In its report titled “Toward more Accessible and Inclusive Social Assistance Delivery: A Geospatial Analysis in the Philippines,” the World Bank’s Government-to-Person Initiative, or “G2Px,” noted that at the height of the most stringent lockdowns due to the coronavirus pandemic in 2020, the implementation of the social amelioration program (SAP) hit a snag due to the lack of digital payments infrastructure for recipients.

“The Philippines’ experience in implementing the SAP in response to the COVID-19 pandemic highlights the pressing need for financial inclusion, especially among the poor. Beneficiaries of the existing social assistance program Pantawid Pamilyang Pilipino Program (Pantawid, or 4Ps) received their first SAP payment on time as a top-up to their regular grants. However, the non-4Ps beneficiaries had to go through paper-based registration and manual payments, which resulted in duplication of beneficiaries and significant delay in payment delivery,” the report authored by Yasuhiro Kawasoe said.


Need for national ID system

It added that the lack of a national ID system and low bank account ownership hampered the release of financial assistance.

“The lack of identification documents is one of the reasons for being unbanked in the country where only 29 percent of adults have a bank or mobile money account.
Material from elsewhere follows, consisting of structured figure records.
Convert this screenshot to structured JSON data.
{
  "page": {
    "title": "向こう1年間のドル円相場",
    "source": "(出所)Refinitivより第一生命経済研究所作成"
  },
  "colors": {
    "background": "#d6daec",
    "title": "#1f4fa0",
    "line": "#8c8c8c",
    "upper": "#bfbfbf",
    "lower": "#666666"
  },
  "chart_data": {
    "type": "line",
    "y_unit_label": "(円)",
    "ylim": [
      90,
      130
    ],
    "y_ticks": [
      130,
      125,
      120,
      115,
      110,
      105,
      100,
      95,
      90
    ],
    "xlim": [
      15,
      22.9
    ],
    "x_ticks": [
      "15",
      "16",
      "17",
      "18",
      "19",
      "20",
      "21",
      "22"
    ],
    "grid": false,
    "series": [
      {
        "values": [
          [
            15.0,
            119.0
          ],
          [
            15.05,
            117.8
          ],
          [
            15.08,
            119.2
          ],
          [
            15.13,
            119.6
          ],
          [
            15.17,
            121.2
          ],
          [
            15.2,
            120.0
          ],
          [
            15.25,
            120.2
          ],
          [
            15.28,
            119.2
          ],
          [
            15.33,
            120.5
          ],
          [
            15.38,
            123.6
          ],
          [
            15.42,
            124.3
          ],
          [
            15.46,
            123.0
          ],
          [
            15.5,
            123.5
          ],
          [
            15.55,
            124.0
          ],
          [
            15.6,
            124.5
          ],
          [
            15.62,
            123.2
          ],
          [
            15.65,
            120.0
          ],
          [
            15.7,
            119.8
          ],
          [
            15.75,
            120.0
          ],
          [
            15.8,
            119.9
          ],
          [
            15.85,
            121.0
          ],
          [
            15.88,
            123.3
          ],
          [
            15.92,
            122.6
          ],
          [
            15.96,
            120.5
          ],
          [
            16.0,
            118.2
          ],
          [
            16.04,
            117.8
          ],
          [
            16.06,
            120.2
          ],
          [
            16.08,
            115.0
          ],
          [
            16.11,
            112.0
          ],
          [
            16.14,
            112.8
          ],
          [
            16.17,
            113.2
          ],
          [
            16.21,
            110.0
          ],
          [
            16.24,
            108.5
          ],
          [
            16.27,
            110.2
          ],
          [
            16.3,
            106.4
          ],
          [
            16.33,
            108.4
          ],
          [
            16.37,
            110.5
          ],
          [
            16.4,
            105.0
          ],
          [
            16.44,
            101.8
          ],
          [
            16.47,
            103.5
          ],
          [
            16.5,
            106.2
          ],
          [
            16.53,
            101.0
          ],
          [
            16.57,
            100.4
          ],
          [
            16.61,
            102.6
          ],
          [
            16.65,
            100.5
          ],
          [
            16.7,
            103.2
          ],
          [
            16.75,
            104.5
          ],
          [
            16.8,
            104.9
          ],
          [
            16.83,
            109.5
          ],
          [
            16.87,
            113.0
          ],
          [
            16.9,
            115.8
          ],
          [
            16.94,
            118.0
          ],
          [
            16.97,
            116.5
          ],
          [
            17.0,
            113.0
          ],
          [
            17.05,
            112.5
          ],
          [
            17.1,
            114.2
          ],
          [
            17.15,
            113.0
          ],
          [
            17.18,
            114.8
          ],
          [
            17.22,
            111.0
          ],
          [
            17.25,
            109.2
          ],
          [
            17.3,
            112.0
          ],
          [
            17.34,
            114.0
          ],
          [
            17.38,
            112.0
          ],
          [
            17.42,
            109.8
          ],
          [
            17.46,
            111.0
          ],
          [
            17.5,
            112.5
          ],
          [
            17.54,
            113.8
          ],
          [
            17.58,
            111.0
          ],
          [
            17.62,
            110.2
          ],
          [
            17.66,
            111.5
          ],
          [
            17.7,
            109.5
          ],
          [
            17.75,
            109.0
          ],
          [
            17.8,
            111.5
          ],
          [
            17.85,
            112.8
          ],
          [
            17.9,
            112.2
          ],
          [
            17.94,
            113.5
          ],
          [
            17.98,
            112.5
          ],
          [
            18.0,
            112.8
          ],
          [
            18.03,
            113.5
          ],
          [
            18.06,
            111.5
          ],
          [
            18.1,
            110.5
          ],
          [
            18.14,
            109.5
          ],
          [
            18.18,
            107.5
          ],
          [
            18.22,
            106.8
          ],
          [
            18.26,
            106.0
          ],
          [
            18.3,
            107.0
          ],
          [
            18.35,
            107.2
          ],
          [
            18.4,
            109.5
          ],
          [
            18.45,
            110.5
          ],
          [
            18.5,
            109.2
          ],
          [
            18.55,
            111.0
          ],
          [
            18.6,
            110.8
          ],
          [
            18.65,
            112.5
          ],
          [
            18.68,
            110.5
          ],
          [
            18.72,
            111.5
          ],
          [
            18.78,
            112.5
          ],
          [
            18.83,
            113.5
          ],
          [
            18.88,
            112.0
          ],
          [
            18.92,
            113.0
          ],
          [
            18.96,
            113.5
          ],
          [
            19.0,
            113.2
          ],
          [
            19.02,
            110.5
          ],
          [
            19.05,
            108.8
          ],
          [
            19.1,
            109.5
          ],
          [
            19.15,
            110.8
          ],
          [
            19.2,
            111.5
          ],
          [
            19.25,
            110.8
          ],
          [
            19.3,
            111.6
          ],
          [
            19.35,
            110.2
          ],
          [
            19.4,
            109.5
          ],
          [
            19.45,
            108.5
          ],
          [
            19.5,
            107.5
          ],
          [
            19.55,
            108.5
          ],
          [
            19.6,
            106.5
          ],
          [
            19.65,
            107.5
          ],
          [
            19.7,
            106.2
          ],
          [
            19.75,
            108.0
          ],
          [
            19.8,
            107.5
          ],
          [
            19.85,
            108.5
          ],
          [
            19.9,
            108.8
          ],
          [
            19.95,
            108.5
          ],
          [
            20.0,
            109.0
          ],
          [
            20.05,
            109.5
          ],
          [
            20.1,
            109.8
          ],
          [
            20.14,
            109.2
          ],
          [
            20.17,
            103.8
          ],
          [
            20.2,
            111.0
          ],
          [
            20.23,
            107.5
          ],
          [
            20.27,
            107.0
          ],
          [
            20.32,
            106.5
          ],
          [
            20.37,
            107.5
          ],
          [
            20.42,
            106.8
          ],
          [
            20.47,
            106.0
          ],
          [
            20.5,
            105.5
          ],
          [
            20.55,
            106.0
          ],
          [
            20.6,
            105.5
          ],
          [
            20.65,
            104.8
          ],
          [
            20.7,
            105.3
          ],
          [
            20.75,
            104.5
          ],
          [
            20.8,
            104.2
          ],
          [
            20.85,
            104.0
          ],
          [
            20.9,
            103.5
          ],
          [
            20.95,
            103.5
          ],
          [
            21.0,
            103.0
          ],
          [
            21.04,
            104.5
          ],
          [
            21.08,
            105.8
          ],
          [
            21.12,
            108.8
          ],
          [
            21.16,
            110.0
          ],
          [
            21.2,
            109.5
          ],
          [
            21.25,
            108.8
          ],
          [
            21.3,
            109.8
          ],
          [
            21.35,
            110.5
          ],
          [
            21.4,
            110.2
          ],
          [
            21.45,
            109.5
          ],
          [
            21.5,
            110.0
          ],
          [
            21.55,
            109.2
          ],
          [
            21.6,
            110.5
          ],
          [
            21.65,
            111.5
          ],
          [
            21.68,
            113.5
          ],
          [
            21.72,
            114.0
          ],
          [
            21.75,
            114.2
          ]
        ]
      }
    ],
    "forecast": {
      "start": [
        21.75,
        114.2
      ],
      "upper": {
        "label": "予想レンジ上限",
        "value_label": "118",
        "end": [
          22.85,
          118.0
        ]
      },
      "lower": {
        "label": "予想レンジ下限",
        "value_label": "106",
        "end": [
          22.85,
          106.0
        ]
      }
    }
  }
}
This is an issue with the Philippines being one of 23 countries in the world without a foundational national-scale ID system,” the World Bank said.
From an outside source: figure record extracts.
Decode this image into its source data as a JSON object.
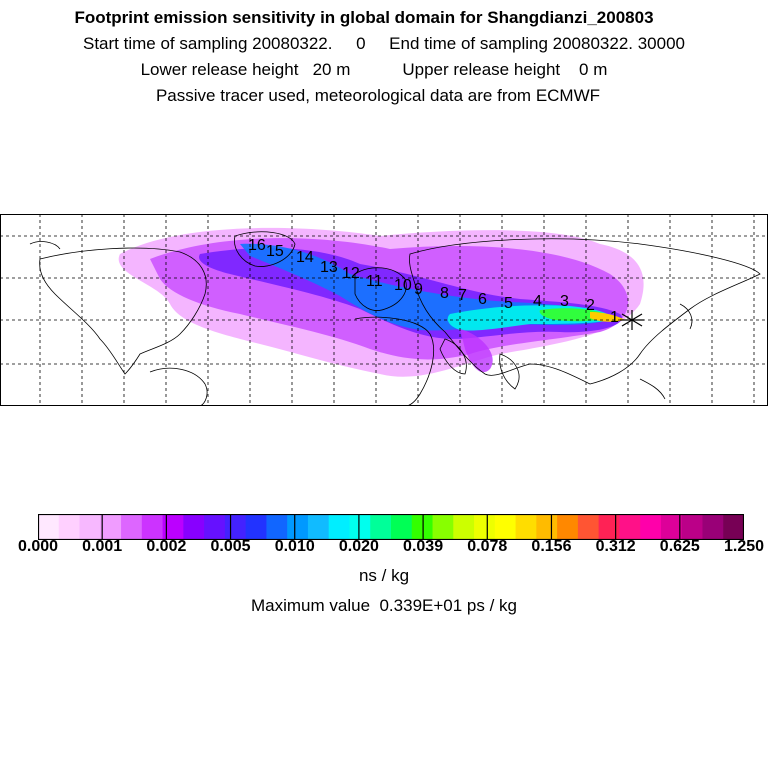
{
  "title": {
    "line1": "Footprint emission sensitivity in global domain for Shangdianzi_200803",
    "line2": "Start time of sampling 20080322.     0     End time of sampling 20080322. 30000",
    "line3": "Lower release height   20 m           Upper release height    0 m",
    "line4": "Passive tracer used, meteorological data are from ECMWF"
  },
  "map": {
    "trajectory_labels": [
      "1",
      "2",
      "3",
      "4",
      "5",
      "6",
      "7",
      "8",
      "9",
      "10",
      "11",
      "12",
      "13",
      "14",
      "15",
      "16"
    ],
    "release_marker": "star-icon",
    "grid": true,
    "plume_colors": [
      "#ff66ff",
      "#cc44ff",
      "#9922ff",
      "#5522ff",
      "#2288ff",
      "#00ddff",
      "#00ff88",
      "#66ff00",
      "#ffcc00"
    ]
  },
  "colorbar": {
    "colors": [
      "#ffe8ff",
      "#ffd0ff",
      "#f7b8ff",
      "#f09cff",
      "#dd66ff",
      "#cc33ff",
      "#bb00ff",
      "#8800ff",
      "#6611ff",
      "#4422ff",
      "#2233ff",
      "#1166ff",
      "#0099ff",
      "#11bbff",
      "#00eeff",
      "#00ffee",
      "#00ff99",
      "#00ff55",
      "#33ff00",
      "#88ff00",
      "#ccff00",
      "#eeff00",
      "#ffff00",
      "#ffdd00",
      "#ffbb00",
      "#ff8800",
      "#ff5533",
      "#ff2255",
      "#ff1188",
      "#ff00aa",
      "#dd0099",
      "#bb0088",
      "#990077",
      "#770055"
    ],
    "ticks": [
      "0.000",
      "0.001",
      "0.002",
      "0.005",
      "0.010",
      "0.020",
      "0.039",
      "0.078",
      "0.156",
      "0.312",
      "0.625",
      "1.250"
    ],
    "unit": "ns / kg",
    "max_value": "Maximum value  0.339E+01 ps / kg"
  }
}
According to the Washington-based multilateral lender, global experience during the pandemic showed that countries could provide cash transfers “promptly and accurately when they have foundational ID systems that uniquely identify and verify data about members of the population, coupled with advanced G2P payment ecosystems.”
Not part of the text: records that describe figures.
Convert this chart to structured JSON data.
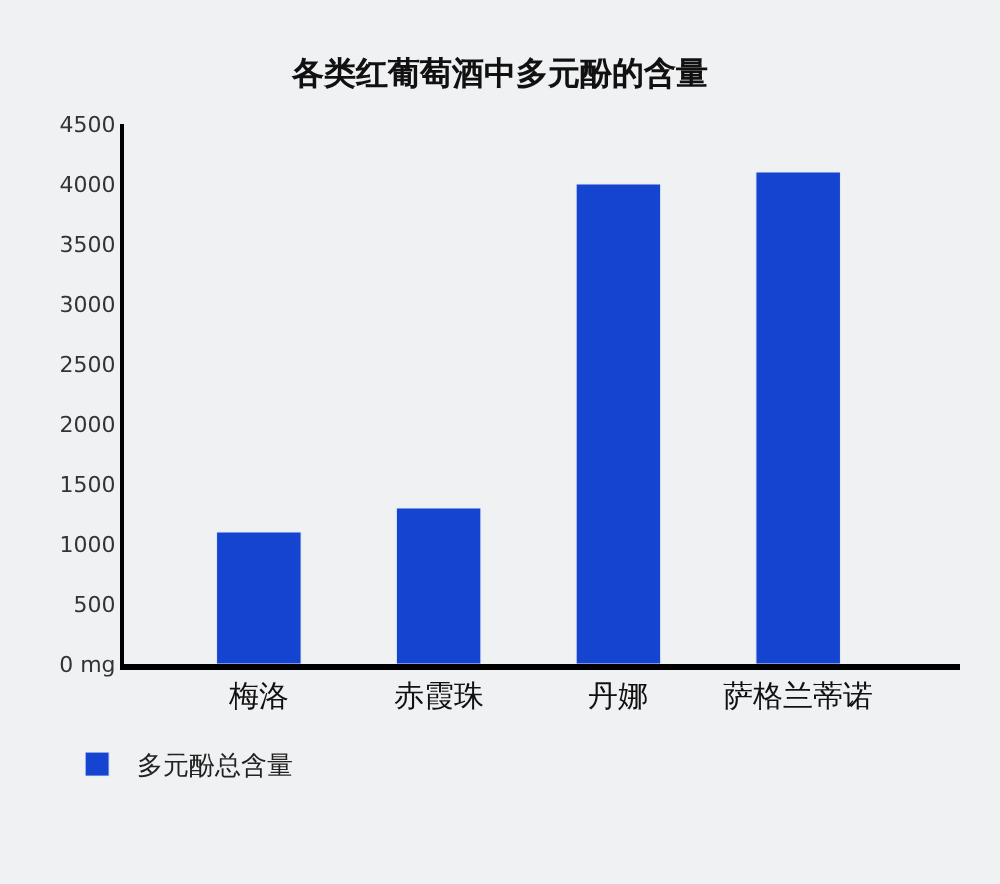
{
  "chart_data": {
    "type": "bar",
    "title": "各类红葡萄酒中多元酚的含量",
    "categories": [
      "梅洛",
      "赤霞珠",
      "丹娜",
      "萨格兰蒂诺"
    ],
    "series": [
      {
        "name": "多元酚总含量",
        "color": "#1444d0",
        "values": [
          1100,
          1300,
          4000,
          4100
        ]
      }
    ],
    "ylim": [
      0,
      4500
    ],
    "yticks": [
      {
        "value": 0,
        "label": "0 mg"
      },
      500,
      1000,
      1500,
      2000,
      2500,
      3000,
      3500,
      4000,
      4500
    ],
    "grid": false,
    "legend": "bottom left"
  }
}
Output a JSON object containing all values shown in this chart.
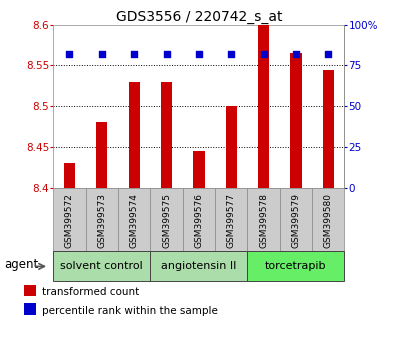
{
  "title": "GDS3556 / 220742_s_at",
  "samples": [
    "GSM399572",
    "GSM399573",
    "GSM399574",
    "GSM399575",
    "GSM399576",
    "GSM399577",
    "GSM399578",
    "GSM399579",
    "GSM399580"
  ],
  "transformed_counts": [
    8.43,
    8.48,
    8.53,
    8.53,
    8.445,
    8.5,
    8.6,
    8.565,
    8.545
  ],
  "percentile_ranks": [
    82,
    82,
    82,
    82,
    82,
    82,
    82,
    82,
    82
  ],
  "ylim_left": [
    8.4,
    8.6
  ],
  "ylim_right": [
    0,
    100
  ],
  "yticks_left": [
    8.4,
    8.45,
    8.5,
    8.55,
    8.6
  ],
  "yticks_right": [
    0,
    25,
    50,
    75,
    100
  ],
  "bar_color": "#cc0000",
  "dot_color": "#0000cc",
  "bar_bottom": 8.4,
  "groups": [
    {
      "label": "solvent control",
      "start": 0,
      "end": 2,
      "color": "#aaddaa"
    },
    {
      "label": "angiotensin II",
      "start": 3,
      "end": 5,
      "color": "#aaddaa"
    },
    {
      "label": "torcetrapib",
      "start": 6,
      "end": 8,
      "color": "#66ee66"
    }
  ],
  "agent_label": "agent",
  "legend_items": [
    {
      "label": "transformed count",
      "color": "#cc0000"
    },
    {
      "label": "percentile rank within the sample",
      "color": "#0000cc"
    }
  ],
  "grid_yticks": [
    8.45,
    8.5,
    8.55
  ],
  "sample_box_color": "#cccccc",
  "sample_box_border": "#888888",
  "group_border": "#444444"
}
It was also for this reason that President Duterte ordered Socioeconomic Planning Secretary Karl Kendrick Chua, during the latter’s appointment as National Economic and Development Authority (Neda) chief in April 2020, to speed up the implementation of the Philippine Identification System (PhilSys). The Philippine Statistics Authority, which is in charge of PhilSys, is under Neda’s watch.

So far, around 57 million Filipinos have already signed up for the national ID program. The World Bank said that the government had “expedited the development and registration for the national ID system (PhilSys) and used the opportunity to facilitate bank account opening.”

It added that aside from ownership of a bank or mobile money account, accessibility to financial services was also needed for financial inclusion.

Long trip to ATMs

The World Bank noted that despite the Department of Social Welfare and Development’s partnership with Land Bank of the Philippines for the payment of 4Ps beneficiaries, some of them still had to travel quite a distance to go to a branch or ATM.


To address these financial inclusion gaps, especially in remote communities, it urged the government to partner with financial service providers other than banks, like mobile wallets.

“There is a correlation between adult account ownership and the number of ATMs in the Philippines and other East Asian countries. Considering the rapidly increasing number of electronic money issuer agents, a partnership with them could improve people’s access to financial services, especially in remote areas,” it said.

It batted for digital payments, plus the involvement of more financial service providers, to improve financial inclusion for those living in remote places, including the poor and vulnerable who had less access to ATMs and financial services. “Leveraging the presence of existing payment service points by collaborating with financial service providers other than Landbank can significantly reduce travel time and cost. The government can consider using financial service providers chosen by beneficiaries based on ease of access and convenience,” it said.

At the end of 2020, the Pantawid Pamilyang Pilipino Program covered 4,324,680 household beneficiaries from 41,676 barangays nationwide with P77.8 billion in aid distributed between January and November. Of the amount, 19.6 percent were education grants; 44.5 percent, health grants, and 35.9 percent, rice subsidies.

Of the total active households in December 2020, 92.5 percent received their assistance through cash cards, and the remaining 7.5 percent got theirs through over-the-counter payments.